Lede yang selama hidup belum pernah ada nama dalam dunia tarik suara, herannya malam itu ia bersuara merdu dan berhasil meninabobokan sang bayi. Bela yang beberapa malam lalu kurang tidur karena bayinya banyak rewel, dalam pelukan kekasihnya ia tertidur nyenyak dan mimpi indah sedang asyik bermain bola pingpong di bawah terang bulan purnama. Ketika selesai permainan 5 set dengan posisi Bela menang Lede kalah, mereka turun dari bulan dengan dijemput malaikat Gaberial. Ayam berkokok dan burung-burung bernyanyi merdu di pagi hari, Bela belum terjaga dari tidurnya.
Di jalan setapak arah kebun sebelum ayam turun, warga satu kampung heboh teriak dan menangis. Pintu rumah Lede dipukul dan atap dilempar kemiri baru ada yang bangun. Setelah pintu depan dibuka, Bela dan mama mertua dituntun ke arah kebun tempat kerumunan. Dari jarak 30 meter mereka melihat dengan jelas Lede tergantung mati di pohon mahoni. Selendang kuning yang selalu dipakainya kalau akan ke pesta telah menghabiskan nyawa Lede. Dalam nada sedih campur kesal, mamanya teriak menangis.
“ Arro, ana ou..bulle da manoto, tia da palara !” (Aduh, anak..perutku tidak ada guna, rahimku tidak ada nilai) membungkus engkau selama 9 bulan.
Bela kering air mata. Namun raut wajahnya menjelaskan bahwa rasa, hati, dan jiwanya terpukul patah dengan Lede mati tidak terhormat. Mata seakan tidak berkedip menatap korban yang tergantung lurus dengan jarak satu meter dari permukaan tanah. Tiba-tiba badannya terguncang, dan menggigil. Bela hampir jatuh tersungkur di antara batu, untung ada yang tangkap. Dalam posisi pingsan, Bela dipikul masuk rumah.

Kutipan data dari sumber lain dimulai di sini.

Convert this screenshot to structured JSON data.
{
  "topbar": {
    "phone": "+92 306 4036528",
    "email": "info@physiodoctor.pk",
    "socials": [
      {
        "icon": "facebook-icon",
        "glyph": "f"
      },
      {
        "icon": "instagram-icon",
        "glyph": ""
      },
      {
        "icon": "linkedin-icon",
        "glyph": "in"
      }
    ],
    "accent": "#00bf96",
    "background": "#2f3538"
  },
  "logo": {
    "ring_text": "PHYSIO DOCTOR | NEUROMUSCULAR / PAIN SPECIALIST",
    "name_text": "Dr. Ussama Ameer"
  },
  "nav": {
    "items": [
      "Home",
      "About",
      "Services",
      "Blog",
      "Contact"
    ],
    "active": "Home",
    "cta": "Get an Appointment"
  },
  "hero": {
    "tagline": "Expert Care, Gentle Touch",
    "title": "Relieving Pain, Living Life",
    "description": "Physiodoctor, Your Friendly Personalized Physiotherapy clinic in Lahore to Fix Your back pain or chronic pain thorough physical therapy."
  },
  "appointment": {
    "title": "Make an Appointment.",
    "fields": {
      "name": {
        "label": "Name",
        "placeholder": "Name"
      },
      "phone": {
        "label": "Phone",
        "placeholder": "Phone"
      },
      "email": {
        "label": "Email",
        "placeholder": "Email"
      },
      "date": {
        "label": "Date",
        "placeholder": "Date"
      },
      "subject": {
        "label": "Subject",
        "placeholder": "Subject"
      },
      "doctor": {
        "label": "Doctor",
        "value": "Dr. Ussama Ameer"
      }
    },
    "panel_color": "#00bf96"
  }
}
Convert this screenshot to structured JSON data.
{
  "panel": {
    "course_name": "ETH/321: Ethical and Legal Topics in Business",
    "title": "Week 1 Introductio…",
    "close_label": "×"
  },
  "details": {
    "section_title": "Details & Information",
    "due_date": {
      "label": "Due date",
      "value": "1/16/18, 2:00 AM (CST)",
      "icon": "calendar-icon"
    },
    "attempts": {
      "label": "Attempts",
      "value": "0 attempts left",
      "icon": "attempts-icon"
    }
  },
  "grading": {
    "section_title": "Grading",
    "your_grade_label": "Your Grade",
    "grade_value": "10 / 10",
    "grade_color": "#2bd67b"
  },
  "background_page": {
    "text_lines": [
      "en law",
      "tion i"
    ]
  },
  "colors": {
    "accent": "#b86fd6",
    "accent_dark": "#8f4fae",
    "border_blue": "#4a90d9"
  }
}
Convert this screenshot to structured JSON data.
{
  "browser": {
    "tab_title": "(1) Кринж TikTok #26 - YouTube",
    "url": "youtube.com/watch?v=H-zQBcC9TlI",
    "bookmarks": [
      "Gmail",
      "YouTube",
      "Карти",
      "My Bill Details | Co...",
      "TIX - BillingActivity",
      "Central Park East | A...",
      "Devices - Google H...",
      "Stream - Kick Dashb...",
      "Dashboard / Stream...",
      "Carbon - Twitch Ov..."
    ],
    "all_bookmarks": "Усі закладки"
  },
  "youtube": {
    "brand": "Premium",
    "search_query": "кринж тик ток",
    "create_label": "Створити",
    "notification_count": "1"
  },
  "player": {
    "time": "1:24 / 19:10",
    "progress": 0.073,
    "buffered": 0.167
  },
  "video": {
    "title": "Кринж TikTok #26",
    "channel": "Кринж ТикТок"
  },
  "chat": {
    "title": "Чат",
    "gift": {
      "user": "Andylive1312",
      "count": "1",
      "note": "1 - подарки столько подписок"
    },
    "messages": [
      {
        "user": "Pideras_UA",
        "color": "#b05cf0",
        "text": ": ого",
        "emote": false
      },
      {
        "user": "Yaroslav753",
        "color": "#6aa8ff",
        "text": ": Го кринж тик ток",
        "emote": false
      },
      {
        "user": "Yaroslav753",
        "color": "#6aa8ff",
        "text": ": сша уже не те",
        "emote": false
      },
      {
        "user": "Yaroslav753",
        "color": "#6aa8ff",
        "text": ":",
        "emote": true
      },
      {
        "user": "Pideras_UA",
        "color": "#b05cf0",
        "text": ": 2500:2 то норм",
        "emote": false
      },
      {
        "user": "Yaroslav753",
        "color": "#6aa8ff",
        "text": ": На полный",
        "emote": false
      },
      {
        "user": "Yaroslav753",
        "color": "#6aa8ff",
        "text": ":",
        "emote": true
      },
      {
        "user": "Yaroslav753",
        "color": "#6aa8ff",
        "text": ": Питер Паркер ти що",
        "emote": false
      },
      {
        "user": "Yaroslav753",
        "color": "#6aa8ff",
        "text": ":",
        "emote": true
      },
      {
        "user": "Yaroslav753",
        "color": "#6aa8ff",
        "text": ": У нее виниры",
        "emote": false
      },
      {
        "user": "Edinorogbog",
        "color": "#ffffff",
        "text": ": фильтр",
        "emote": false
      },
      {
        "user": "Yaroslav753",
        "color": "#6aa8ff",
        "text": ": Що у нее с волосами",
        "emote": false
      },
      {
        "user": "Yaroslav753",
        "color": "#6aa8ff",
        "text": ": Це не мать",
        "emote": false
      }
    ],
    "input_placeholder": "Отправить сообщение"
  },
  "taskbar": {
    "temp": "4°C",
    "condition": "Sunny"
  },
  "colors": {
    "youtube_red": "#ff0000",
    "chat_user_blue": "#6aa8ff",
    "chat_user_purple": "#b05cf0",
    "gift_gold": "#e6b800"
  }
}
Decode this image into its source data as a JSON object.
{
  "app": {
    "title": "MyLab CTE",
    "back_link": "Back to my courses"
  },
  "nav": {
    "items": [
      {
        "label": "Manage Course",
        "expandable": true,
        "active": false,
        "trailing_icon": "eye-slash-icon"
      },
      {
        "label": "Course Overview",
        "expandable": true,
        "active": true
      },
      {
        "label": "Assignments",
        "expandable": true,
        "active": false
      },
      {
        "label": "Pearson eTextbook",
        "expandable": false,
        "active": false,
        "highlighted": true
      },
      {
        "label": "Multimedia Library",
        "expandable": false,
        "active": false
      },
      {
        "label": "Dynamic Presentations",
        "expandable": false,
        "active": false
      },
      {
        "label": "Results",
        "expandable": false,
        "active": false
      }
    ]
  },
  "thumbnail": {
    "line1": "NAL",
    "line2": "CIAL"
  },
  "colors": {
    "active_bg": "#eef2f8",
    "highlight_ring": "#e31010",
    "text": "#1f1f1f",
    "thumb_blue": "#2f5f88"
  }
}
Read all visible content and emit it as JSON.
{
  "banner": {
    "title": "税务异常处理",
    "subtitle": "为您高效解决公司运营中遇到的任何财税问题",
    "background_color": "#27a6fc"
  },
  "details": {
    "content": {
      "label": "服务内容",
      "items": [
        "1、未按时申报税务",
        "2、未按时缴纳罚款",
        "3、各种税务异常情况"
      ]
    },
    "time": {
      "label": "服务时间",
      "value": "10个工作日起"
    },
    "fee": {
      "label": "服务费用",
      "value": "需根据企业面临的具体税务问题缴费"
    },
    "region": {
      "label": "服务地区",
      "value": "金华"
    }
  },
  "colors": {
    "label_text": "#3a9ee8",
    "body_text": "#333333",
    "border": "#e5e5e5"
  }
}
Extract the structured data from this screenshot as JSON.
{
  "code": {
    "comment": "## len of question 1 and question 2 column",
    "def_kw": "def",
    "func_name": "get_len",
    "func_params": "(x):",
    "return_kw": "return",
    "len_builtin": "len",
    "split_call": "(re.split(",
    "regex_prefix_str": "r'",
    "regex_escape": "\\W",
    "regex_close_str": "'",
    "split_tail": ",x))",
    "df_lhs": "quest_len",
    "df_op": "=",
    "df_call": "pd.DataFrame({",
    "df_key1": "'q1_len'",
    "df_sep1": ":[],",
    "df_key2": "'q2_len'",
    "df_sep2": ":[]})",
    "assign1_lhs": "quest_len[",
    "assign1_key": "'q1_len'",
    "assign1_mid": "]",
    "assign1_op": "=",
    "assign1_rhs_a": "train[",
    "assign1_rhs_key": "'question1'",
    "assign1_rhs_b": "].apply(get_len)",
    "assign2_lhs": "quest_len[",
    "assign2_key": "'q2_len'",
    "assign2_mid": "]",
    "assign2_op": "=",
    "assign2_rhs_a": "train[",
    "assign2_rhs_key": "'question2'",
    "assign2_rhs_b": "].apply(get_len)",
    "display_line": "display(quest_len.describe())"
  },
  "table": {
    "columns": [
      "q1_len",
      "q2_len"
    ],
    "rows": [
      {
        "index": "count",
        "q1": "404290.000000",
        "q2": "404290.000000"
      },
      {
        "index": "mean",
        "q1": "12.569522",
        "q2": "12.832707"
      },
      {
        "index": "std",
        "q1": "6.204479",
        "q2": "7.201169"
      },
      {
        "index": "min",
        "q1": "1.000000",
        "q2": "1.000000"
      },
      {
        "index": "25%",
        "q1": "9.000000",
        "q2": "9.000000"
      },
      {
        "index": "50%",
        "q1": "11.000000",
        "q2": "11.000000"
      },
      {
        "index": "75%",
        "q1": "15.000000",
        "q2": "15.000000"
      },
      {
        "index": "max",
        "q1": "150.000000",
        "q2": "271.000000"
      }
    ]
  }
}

Ketika polisi tiba di TKP dan akan menurunkan korban, Bela siuman. Ia akan segera dibawa ke Polsek untuk diambil keterangan. Tetapi gagal karena orang tua Lede dan kebanyakan warga kampung mengamuk dan menyalahkan polisi seandainya Bela diduga yang macam-macam.
“Tidak ada yang bunuh. Tadi malam ia sudah melakukan percobaan di dapur dengan tali kuda. Sempat ketahuan dan dicegat. Kita pikir ia main-main, karena tidak ada masalah yang mendahului. Bahkan tadi malam ia tertawa kiki-kaka dan bernyanyi.” Akhirnya polisi pulang dengan kesimpulan Lede bunuh diri sendiri.
***
Delapan tahun yang lalu ketika malam pertama bikin anak, Lede sudah sepakat dengan Bela, bahwa mereka hanya ingin punya anak laki-laki satu orang saja. Anak perempuan mau berapa banyak terserah Tuhan Allah. Alasan yang mendasar sesuai pengakuan Bela, bahwa Lede berharap ingin hidup bahagia. Bosan, katanya, mulai lahir, besar, dan bahkan sampai mati sengsara terus. “Saya mau engkau bahagia, Sayang,“ kata Bela menirukan ucapan Lede di hari pertama bulan madu.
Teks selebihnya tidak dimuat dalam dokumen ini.